As a consequence NERC made a case to government to upgrade the JASMIN to expand the basic resource and to provide an enhanced range of services to a wider community across NERC's science activities. The objective presented in the case was "... to enable the scientific integration of water, geological, land use, ocean and climate information, linked to predictive modelling, visualisation, reflection, assimilation and analysis capability, in order to allow the efficient and effective use of this information to further scientific understanding and decision making by industry, regulators and government, and communication with the general public."
The resulting expansion was approved in Summer 2013 and an ambitious but carefully planned programme is now under way, managed by STFC's Scientific Computing Department. This will take the form of two sub-projects based around hardware and software procurements, phased in over the next two years, with interim completion dates of March 2014 and March 2015. Together these will deliver a major expansion of storage, network, compute and associated software (the “hard” upgrade), along with massively improved cloud capability, enhanced analysis software, and user and system documentation (the “soft” upgrade).
JASMIN will expand its role as the infrastructure in which a plethora of NERC science community services are run. Key services include the academic component of the facility for Climate and Environmental Monitoring from Space (CEMS) and the Centre for Environmental Data Archival (CEDA, including the British Atmospheric Data Centre, BADC). Underlying infrastructure enhancements will improve the LOTUS processing cluster, group workspaces, virtual machine hosting, and cloud environment.
The JASMIN environment will support:
These "managed" and "unmanaged" high performance services will be carefully isolated within the infrastructure.
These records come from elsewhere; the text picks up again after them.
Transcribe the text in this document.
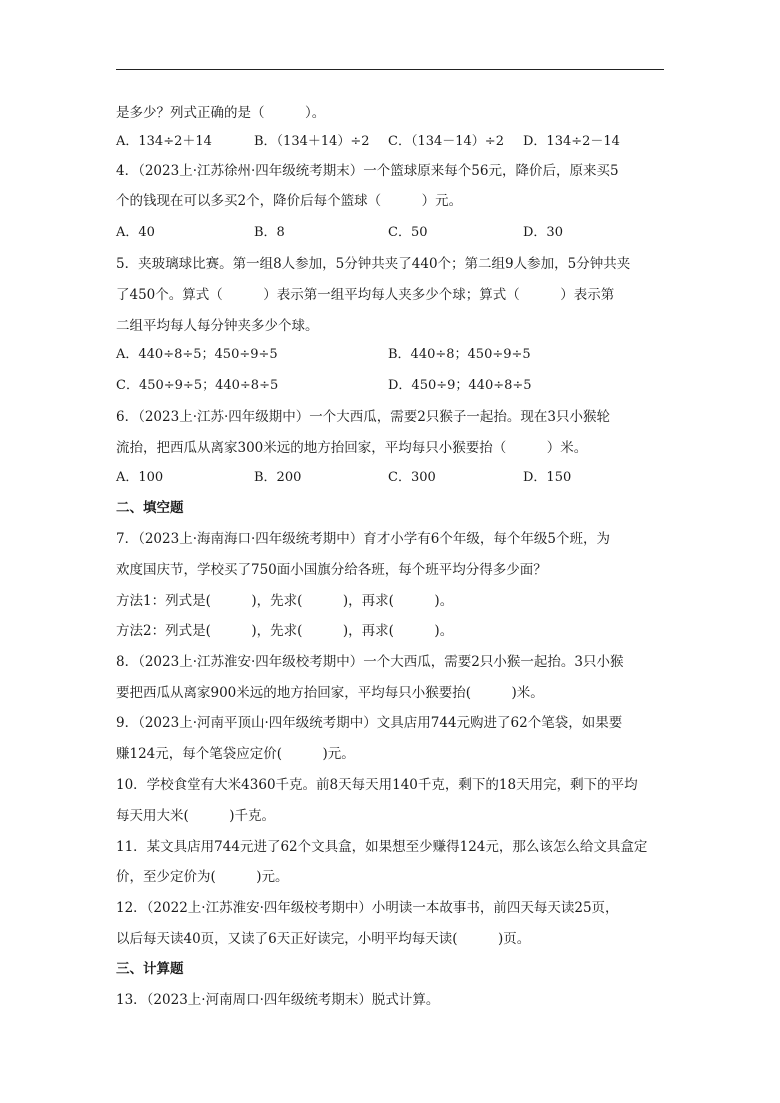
是多少？列式正确的是（　　　）。
A．134÷2＋14	B．（134＋14）÷2 C．（134－14）÷2 D．134÷2－14
4．（2023上·江苏徐州·四年级统考期末）一个篮球原来每个56元，降价后，原来买5
个的钱现在可以多买2个，降价后每个篮球（　　　）元。
A．40	B．8	C．50	D．30
5．夹玻璃球比赛。第一组8人参加，5分钟共夹了440个；第二组9人参加，5分钟共夹
了450个。算式（　　　）表示第一组平均每人夹多少个球；算式（　　　）表示第
二组平均每人每分钟夹多少个球。
A．440÷8÷5；450÷9÷5	B．440÷8；450÷9÷5
C．450÷9÷5；440÷8÷5	D．450÷9；440÷8÷5
6．（2023上·江苏·四年级期中）一个大西瓜，需要2只猴子一起抬。现在3只小猴轮
流抬，把西瓜从离家300米远的地方抬回家，平均每只小猴要抬（　　　）米。
A．100	B．200	C．300	D．150
二、填空题
7．（2023上·海南海口·四年级统考期中）育才小学有6个年级，每个年级5个班，为
欢度国庆节，学校买了750面小国旗分给各班，每个班平均分得多少面？
方法1：列式是(　　　)，先求(　　　)，再求(　　　)。
方法2：列式是(　　　)，先求(　　　)，再求(　　　)。
8．（2023上·江苏淮安·四年级校考期中）一个大西瓜，需要2只小猴一起抬。3只小猴
要把西瓜从离家900米远的地方抬回家，平均每只小猴要抬(　　　)米。
9．（2023上·河南平顶山·四年级统考期中）文具店用744元购进了62个笔袋，如果要
赚124元，每个笔袋应定价(　　　)元。
10．学校食堂有大米4360千克。前8天每天用140千克，剩下的18天用完，剩下的平均
每天用大米(　　　)千克。
11．某文具店用744元进了62个文具盒，如果想至少赚得124元，那么该怎么给文具盒定
价，至少定价为(　　　)元。
12．（2022上·江苏淮安·四年级校考期中）小明读一本故事书，前四天每天读25页，
以后每天读40页，又读了6天正好读完，小明平均每天读(　　　)页。
三、计算题
13．（2023上·河南周口·四年级统考期末）脱式计算。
The requisite complex network design and implementation is a major part of the "hard upgrade" project, which will result in a non-blocking network with a theoretical bandwidth of > 1TeraByte per second, and at least an order of magnitude improvement in the performance of massively parallel analysis tasks (via reduced latency in the network).
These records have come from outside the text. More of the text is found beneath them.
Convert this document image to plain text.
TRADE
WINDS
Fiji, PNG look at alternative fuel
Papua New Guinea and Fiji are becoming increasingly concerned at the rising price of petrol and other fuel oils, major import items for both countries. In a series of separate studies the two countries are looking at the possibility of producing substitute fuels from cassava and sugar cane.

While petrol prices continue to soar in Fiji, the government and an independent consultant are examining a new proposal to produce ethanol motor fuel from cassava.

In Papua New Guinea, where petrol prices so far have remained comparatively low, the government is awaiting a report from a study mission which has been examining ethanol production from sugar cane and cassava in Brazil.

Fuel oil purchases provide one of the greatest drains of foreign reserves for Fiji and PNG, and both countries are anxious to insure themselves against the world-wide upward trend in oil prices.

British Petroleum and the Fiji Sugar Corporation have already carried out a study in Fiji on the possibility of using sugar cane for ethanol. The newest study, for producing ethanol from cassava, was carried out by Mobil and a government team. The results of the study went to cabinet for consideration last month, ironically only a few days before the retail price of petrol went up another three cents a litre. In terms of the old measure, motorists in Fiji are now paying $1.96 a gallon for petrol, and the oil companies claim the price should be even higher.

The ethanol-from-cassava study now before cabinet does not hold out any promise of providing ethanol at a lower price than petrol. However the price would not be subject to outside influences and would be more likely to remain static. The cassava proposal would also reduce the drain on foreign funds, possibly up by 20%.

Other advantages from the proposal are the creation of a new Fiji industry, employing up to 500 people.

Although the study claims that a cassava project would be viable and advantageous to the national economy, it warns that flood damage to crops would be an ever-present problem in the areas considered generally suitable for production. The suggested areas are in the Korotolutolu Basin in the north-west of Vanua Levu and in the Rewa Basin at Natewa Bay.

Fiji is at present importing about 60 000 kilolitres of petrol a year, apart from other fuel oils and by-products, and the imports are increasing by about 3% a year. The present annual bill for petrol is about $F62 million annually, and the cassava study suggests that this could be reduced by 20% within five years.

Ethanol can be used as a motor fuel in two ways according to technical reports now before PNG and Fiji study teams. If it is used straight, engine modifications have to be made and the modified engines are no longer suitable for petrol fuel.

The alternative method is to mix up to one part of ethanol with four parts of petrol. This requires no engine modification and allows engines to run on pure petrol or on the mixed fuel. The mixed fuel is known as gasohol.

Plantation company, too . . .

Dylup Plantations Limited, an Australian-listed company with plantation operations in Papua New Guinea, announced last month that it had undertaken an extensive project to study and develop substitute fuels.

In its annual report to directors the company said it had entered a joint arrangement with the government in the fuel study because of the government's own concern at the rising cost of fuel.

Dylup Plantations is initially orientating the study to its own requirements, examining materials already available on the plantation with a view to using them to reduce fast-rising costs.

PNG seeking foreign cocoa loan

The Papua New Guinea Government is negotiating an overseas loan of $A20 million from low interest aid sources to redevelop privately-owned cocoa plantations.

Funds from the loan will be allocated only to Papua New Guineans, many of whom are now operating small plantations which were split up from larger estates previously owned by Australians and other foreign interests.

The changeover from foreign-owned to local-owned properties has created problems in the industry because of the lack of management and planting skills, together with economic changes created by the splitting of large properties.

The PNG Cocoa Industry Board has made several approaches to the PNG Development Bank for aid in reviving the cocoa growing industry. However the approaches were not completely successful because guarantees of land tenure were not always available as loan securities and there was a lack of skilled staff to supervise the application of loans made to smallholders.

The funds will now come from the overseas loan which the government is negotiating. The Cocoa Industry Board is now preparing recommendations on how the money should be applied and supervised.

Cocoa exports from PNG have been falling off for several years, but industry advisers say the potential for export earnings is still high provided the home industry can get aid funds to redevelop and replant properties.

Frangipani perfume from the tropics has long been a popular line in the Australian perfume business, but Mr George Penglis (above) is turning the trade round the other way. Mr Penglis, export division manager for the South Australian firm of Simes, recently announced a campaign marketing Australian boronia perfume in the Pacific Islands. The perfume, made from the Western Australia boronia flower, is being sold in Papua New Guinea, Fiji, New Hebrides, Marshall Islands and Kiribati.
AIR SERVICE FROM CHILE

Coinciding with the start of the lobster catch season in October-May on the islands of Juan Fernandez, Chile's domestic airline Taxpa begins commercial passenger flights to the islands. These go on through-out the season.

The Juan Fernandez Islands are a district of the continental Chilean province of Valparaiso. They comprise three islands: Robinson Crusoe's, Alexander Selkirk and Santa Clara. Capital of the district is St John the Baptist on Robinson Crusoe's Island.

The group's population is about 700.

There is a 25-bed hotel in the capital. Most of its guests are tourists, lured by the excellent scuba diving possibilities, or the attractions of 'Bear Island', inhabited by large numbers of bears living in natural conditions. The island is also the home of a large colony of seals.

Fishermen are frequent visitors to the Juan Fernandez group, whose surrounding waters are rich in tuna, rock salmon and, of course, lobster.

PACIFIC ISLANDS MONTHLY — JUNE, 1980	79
The core JASMIN infrastructure, to be operated as a national service, has been supplemented by additional hardware purchased on behalf of projects awarded funding from the NERC "Big Data" capital grants round. Support for these projects has and will be provided by the JASMIN team so that the community get the best value for money out of the purchase and operation of their "High Performance Data" (HPD) environment.
By the end of phase 3, including resources for these partner projects, JASMIN will offer a 15 Petabyte storage infrastructure.